The Next Big Thing in Content Subscriptions
Today's sports fan has a seemingly infinite number of resources for news, commentary, and long-form reading. I often use the Bleacher Report for scores, ESPN for short-form articles, and Oyster for books. It's nice having all those options but it can also be very inefficient. Besides having to configure all my favorite team settings in each news service I also have to remember the shortcuts and idiosyncrasies of each of their reader apps.
I'd prefer more of an all-in-one service. I'm talking about something with an all-access pass to every form of content, from tweet streams to up-to-the-minute scores to editorials to full-length books. Think ESPN Insider plus a sports book library; or maybe Oyster's sports library plus the breadth of short-form content in ESPN Insider.
Amazon recently launched Kindle Unlimited, their all-you-can-read service for ebooks. Traditional publishers have been slow to embrace this model, partly because they fear both cannibalization and Amazon. Regardless of whether Amazon succeeds with Kindle Unlimited (they will), the all-you-can-read model is here to stay. It's now just a question of how long it will take before it includes all content forms, short and long, and becomes more vertical, topically-focused.
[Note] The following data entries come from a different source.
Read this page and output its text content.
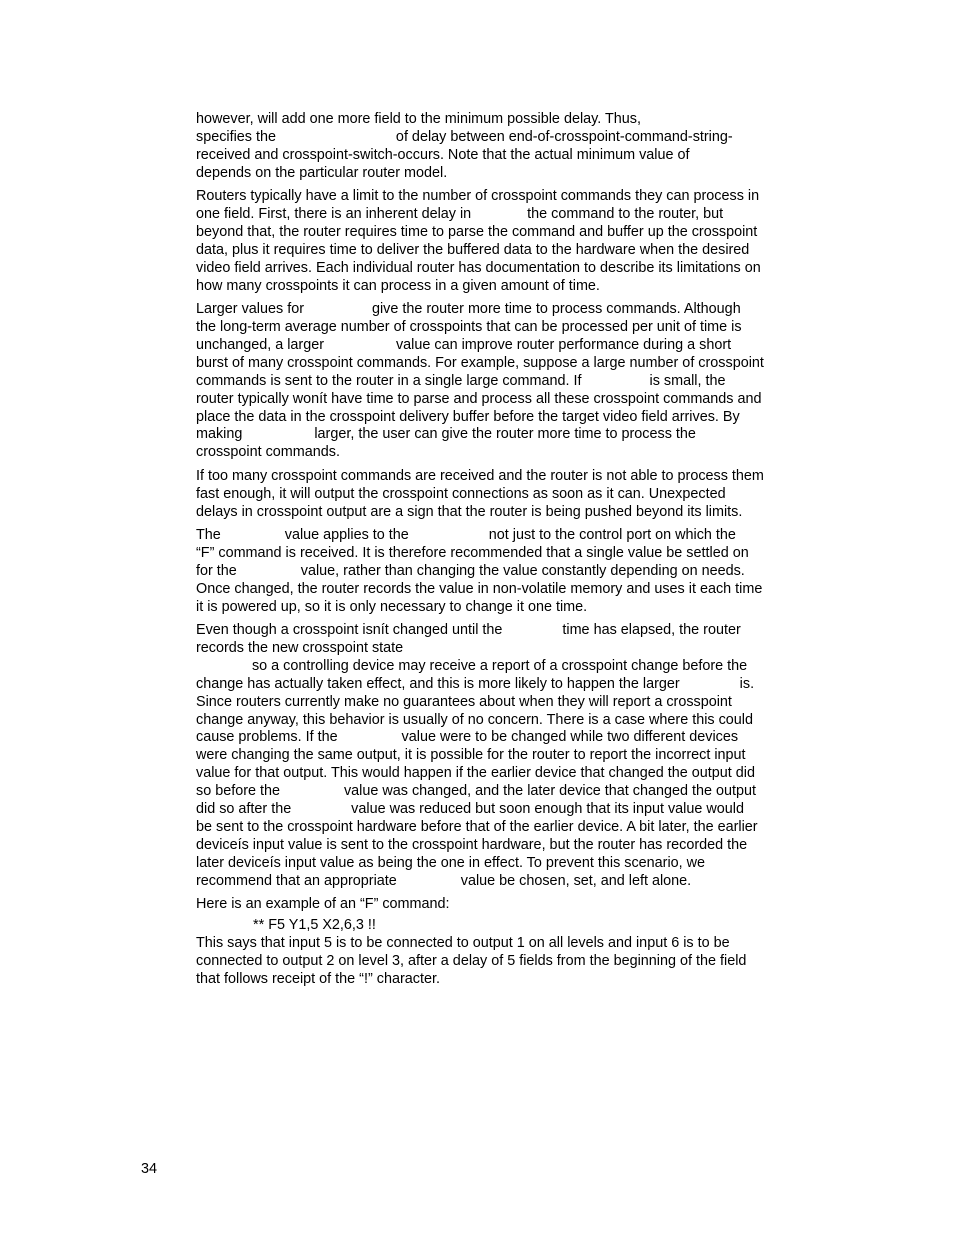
however, will add one more field to the minimum possible delay. Thus,
specifies the                              of delay between end-of-crosspoint-command-string-
received and crosspoint-switch-occurs. Note that the actual minimum value of
depends on the particular router model.
Routers typically have a limit to the number of crosspoint commands they can process in
one field. First, there is an inherent delay in              the command to the router, but
beyond that, the router requires time to parse the command and buffer up the crosspoint
data, plus it requires time to deliver the buffered data to the hardware when the desired
video field arrives. Each individual router has documentation to describe its limitations on
how many crosspoints it can process in a given amount of time.
Larger values for                 give the router more time to process commands. Although
the long-term average number of crosspoints that can be processed per unit of time is
unchanged, a larger                  value can improve router performance during a short
burst of many crosspoint commands. For example, suppose a large number of crosspoint
commands is sent to the router in a single large command. If                 is small, the
router typically wonít have time to parse and process all these crosspoint commands and
place the data in the crosspoint delivery buffer before the target video field arrives. By
making                  larger, the user can give the router more time to process the
crosspoint commands.
If too many crosspoint commands are received and the router is not able to process them
fast enough, it will output the crosspoint connections as soon as it can. Unexpected
delays in crosspoint output are a sign that the router is being pushed beyond its limits.
The                value applies to the                    not just to the control port on which the
“F” command is received. It is therefore recommended that a single value be settled on
for the                value, rather than changing the value constantly depending on needs.
Once changed, the router records the value in non-volatile memory and uses it each time
it is powered up, so it is only necessary to change it one time.
Even though a crosspoint isnít changed until the               time has elapsed, the router
records the new crosspoint state
so a controlling device may receive a report of a crosspoint change before the
change has actually taken effect, and this is more likely to happen the larger               is.
Since routers currently make no guarantees about when they will report a crosspoint
change anyway, this behavior is usually of no concern. There is a case where this could
cause problems. If the                value were to be changed while two different devices
were changing the same output, it is possible for the router to report the incorrect input
value for that output. This would happen if the earlier device that changed the output did
so before the                value was changed, and the later device that changed the output
did so after the               value was reduced but soon enough that its input value would
be sent to the crosspoint hardware before that of the earlier device. A bit later, the earlier
deviceís input value is sent to the crosspoint hardware, but the router has recorded the
later deviceís input value as being the one in effect. To prevent this scenario, we
recommend that an appropriate                value be chosen, set, and left alone.
Here is an example of an “F” command:
** F5 Y1,5 X2,6,3 !!
This says that input 5 is to be connected to output 1 on all levels and input 6 is to be
connected to output 2 on level 3, after a delay of 5 fields from the beginning of the field
that follows receipt of the “!” character.
34
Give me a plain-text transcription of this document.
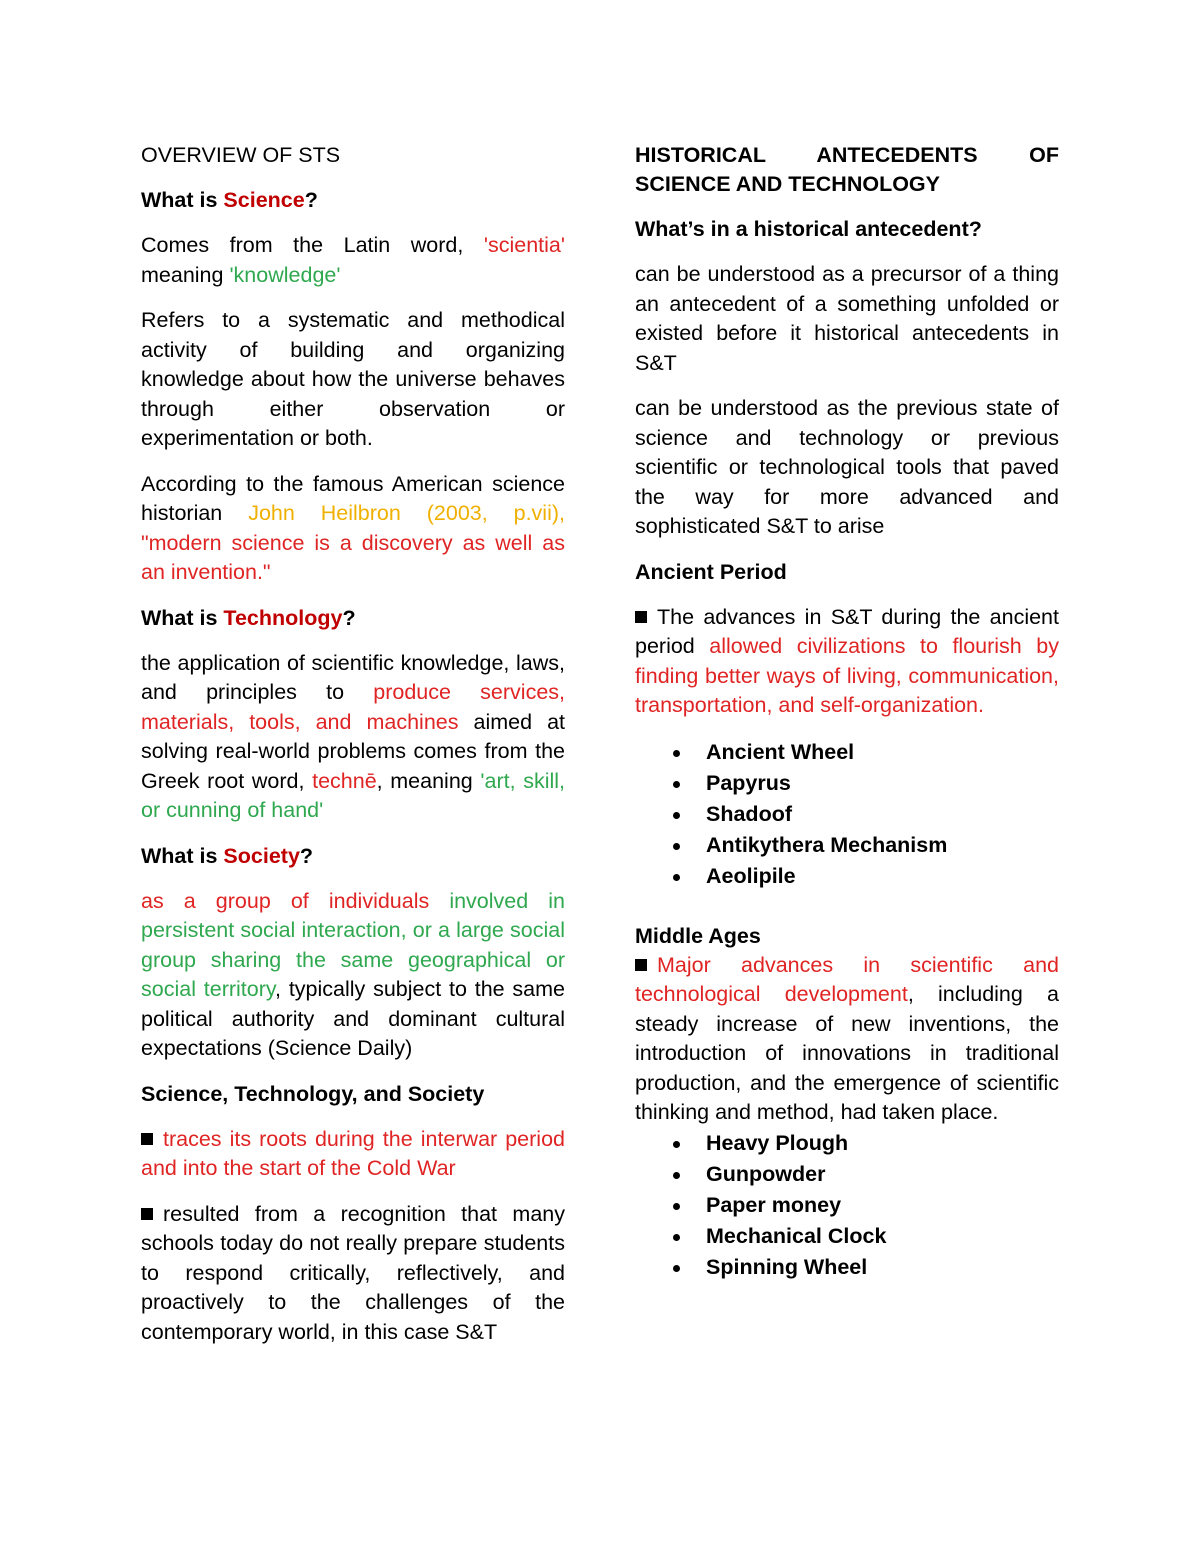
OVERVIEW OF STS
What is Science?

Comes from the Latin word, 'scientia' meaning 'knowledge'

Refers to a systematic and methodical activity of building and organizing knowledge about how the universe behaves through either observation or experimentation or both.

According to the famous American science historian John Heilbron (2003, p.vii), "modern science is a discovery as well as an invention."

What is Technology?

the application of scientific knowledge, laws, and principles to produce services, materials, tools, and machines aimed at solving real-world problems comes from the Greek root word, technē, meaning 'art, skill, or cunning of hand'

What is Society?

as a group of individuals involved in persistent social interaction, or a large social group sharing the same geographical or social territory, typically subject to the same political authority and dominant cultural expectations (Science Daily)

Science, Technology, and Society

traces its roots during the interwar period and into the start of the Cold War

resulted from a recognition that many schools today do not really prepare students to respond critically, reflectively, and proactively to the challenges of the contemporary world, in this case S&T

HISTORICAL ANTECEDENTS OF SCIENCE AND TECHNOLOGY
What’s in a historical antecedent?

can be understood as a precursor of a thing an antecedent of a something unfolded or existed before it historical antecedents in S&T

can be understood as the previous state of science and technology or previous scientific or technological tools that paved the way for more advanced and sophisticated S&T to arise

Ancient Period

The advances in S&T during the ancient period allowed civilizations to flourish by finding better ways of living, communication, transportation, and self-organization.

Ancient Wheel
Papyrus
Shadoof
Antikythera Mechanism
Aeolipile
Middle Ages

Major advances in scientific and technological development, including a steady increase of new inventions, the introduction of innovations in traditional production, and the emergence of scientific thinking and method, had taken place.

Heavy Plough
Gunpowder
Paper money
Mechanical Clock
Spinning Wheel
An all-access model for news, short- and long-form content is more likely to succeed if it's focused on specific content verticals. Sports, business, and religion are three segments that immediately come to mind, but there are plenty of others. And even though traditional publishers will still have their fears, there are plenty of younger, less risk-averse publishing brands emerging that will gladly fill the void and reap the benefits. It's bound to be yet another real world scenario brought to life from the pages of The Innovator's Dilemma.